How it works

Frontier provides real-time AI sales-call coaching, offering immediate, actionable guidance to sales representatives during live conversations. It achieves this by carefully orchestrating a sequence of steps: capturing the call audio, transcribing it into text, intelligently processing individual speech segments, generating relevant coaching signals, and delivering them instantly to the rep’s screen. This intricate process transforms spoken words into valuable insights, enabling reps to respond effectively in the moment.

Capturing the Conversation

The first step in Frontier’s real-time coaching loop is securely capturing the live sales call audio. This is primarily done via the Recall Desktop SDK, running within the Frontier desktop application on the sales representative’s macOS machine. This approach directly integrates with the rep’s system, ensuring high-quality audio capture without requiring a separate cloud bot to join the meeting.

Frontier is also actively migrating to a direct mic and speaker capture method. This future enhancement will provide complete separation of the representative’s audio feed from the customer’s audio feed, enabling even more precise and targeted analysis. Both current and future capture methods then stream the audio to Deepgram for speech-to-text processing.

Transcribing and Segmenting Speech

Once the audio is captured, it is streamed to Deepgram, a specialized speech-to-text (STT) provider, which rapidly transcribes the spoken words into text. This continuous stream of text is then processed by Frontier’s utterance management service.

An “utterance” refers to a distinct segment of speech, often representing a complete thought or phrase from a single speaker. The utterance management service segments the ongoing conversation into these meaningful units, identifying natural breaks in speech, changes in speaker, or maximum segment durations. This precise segmentation is crucial because it allows the AI to analyze individual contributions to the conversation rather than a continuous stream of words.

Real-time Coaching Signals

After an utterance is segmented and transcribed, Frontier performs per-utterance inference to identify relevant coaching opportunities, or “signals.” To maintain efficiency and focus, the system intelligently gates when to trigger a full analysis; it doesn’t perform a deep inference on every single word. Instead, it prioritizes complete utterances and may, for partial transcripts, perform lighter tasks like keyword detection. While the system has the capability for speaker-based detection, it currently processes all speech regardless of speaker identity to ensure comprehensive coverage.

The system performs various detections concurrently:

Script Completion: Identifies when the rep has completed a step in their sales script or conversation guide.
FAQ Detection: Recognizes common questions asked by customers, often powered by embeddings and vector search rather than direct large language model (LLM) calls.
Quick Answers: When a question is detected, Frontier’s fast-answer service retrieves a relevant response from a knowledge base. This knowledge base layer is in active evaluation and intentionally designed for multi-backend support, currently leveraging Cloudflare AI Search and Supermemory (a stop-gap solution), with plans to experiment with Graph RAG services (such as Amazon Bedrock Knowledge Bases and Anthropic) for enhanced accuracy and completeness.

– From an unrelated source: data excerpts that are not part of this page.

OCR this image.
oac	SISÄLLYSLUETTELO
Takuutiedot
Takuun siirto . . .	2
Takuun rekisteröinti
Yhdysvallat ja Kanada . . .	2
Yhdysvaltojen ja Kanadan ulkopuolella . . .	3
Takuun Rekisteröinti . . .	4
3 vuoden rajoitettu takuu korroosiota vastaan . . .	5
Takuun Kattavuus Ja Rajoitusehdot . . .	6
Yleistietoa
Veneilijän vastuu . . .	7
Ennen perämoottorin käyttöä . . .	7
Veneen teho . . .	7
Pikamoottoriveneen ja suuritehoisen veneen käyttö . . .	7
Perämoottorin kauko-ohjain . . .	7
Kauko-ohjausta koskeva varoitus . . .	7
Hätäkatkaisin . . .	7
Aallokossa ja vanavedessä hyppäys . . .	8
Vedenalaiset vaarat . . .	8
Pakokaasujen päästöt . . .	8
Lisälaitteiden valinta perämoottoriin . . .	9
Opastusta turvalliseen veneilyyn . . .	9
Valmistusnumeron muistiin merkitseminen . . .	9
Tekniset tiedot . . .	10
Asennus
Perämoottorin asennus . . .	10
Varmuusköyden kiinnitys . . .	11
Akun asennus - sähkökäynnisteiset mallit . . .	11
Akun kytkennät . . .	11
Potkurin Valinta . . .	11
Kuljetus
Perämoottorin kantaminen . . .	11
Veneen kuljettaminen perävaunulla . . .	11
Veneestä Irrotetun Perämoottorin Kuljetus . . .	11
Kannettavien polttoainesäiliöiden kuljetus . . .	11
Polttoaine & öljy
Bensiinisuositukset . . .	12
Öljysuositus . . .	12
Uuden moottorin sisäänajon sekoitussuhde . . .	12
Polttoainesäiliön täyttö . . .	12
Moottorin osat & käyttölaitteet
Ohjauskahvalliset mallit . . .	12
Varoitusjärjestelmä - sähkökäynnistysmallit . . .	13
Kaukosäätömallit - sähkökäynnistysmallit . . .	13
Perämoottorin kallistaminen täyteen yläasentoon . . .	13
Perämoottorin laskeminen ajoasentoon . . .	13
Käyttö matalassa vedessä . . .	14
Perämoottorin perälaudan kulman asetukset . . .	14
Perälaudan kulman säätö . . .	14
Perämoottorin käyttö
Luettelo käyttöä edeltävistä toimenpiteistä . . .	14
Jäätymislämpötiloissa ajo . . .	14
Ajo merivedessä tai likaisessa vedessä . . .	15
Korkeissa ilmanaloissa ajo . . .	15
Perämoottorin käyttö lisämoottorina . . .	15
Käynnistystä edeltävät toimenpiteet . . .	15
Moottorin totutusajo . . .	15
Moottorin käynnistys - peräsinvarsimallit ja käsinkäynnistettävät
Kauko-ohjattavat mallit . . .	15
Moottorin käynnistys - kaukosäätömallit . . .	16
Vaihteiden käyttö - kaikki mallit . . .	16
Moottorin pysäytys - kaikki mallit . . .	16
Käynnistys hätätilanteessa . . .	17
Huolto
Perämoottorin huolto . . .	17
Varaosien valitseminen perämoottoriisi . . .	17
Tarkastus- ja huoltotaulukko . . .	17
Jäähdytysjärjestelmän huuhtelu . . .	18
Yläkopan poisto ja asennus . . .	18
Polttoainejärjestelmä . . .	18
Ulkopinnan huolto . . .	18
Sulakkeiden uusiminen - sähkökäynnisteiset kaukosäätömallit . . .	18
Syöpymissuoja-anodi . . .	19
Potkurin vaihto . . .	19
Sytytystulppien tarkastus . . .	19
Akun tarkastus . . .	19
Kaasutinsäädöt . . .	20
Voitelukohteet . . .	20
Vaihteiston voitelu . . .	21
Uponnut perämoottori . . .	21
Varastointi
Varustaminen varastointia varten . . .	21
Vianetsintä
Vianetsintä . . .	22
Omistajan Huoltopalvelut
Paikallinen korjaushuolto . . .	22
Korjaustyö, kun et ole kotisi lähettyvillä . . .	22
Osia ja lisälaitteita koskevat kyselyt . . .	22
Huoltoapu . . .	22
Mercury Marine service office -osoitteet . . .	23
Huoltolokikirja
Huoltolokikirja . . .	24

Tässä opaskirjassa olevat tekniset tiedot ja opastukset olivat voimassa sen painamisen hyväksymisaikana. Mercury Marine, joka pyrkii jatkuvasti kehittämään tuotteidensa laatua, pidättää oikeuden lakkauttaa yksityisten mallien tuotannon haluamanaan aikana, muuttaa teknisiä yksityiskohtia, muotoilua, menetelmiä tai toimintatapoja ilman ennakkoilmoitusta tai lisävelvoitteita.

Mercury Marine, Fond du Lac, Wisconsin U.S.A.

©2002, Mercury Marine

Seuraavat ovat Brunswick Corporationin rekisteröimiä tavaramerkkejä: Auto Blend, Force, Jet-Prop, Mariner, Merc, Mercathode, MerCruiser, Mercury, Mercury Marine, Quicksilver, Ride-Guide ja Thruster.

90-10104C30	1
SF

For generating answers, Frontier employs a two-phase LLM flow, often utilizing a fast, concise model for an immediate response, followed by a deeper, more comprehensive model if needed. These models are sourced from multiple providers like Google, Anthropic, OpenAI, and TogetherAI, allowing for runtime routing and optimization.

Delivering Insights to the HUD

Once a coaching signal is generated, it needs to reach the sales representative without delay. The coaching signals are rapidly transported back to the rep’s computer and displayed on their Heads-Up Display (HUD) – the overlay that provides real-time guidance.

The primary call coordination service, built using Cloudflare Durable Objects, manages the live communication for each call. It ensures that signals are broadcast reliably to all connected HUD clients over WebSockets, which are persistent, two-way communication channels. The journey from captured audio to a visible coaching signal involves several network hops through various Cloudflare services, ensuring efficient and resilient delivery.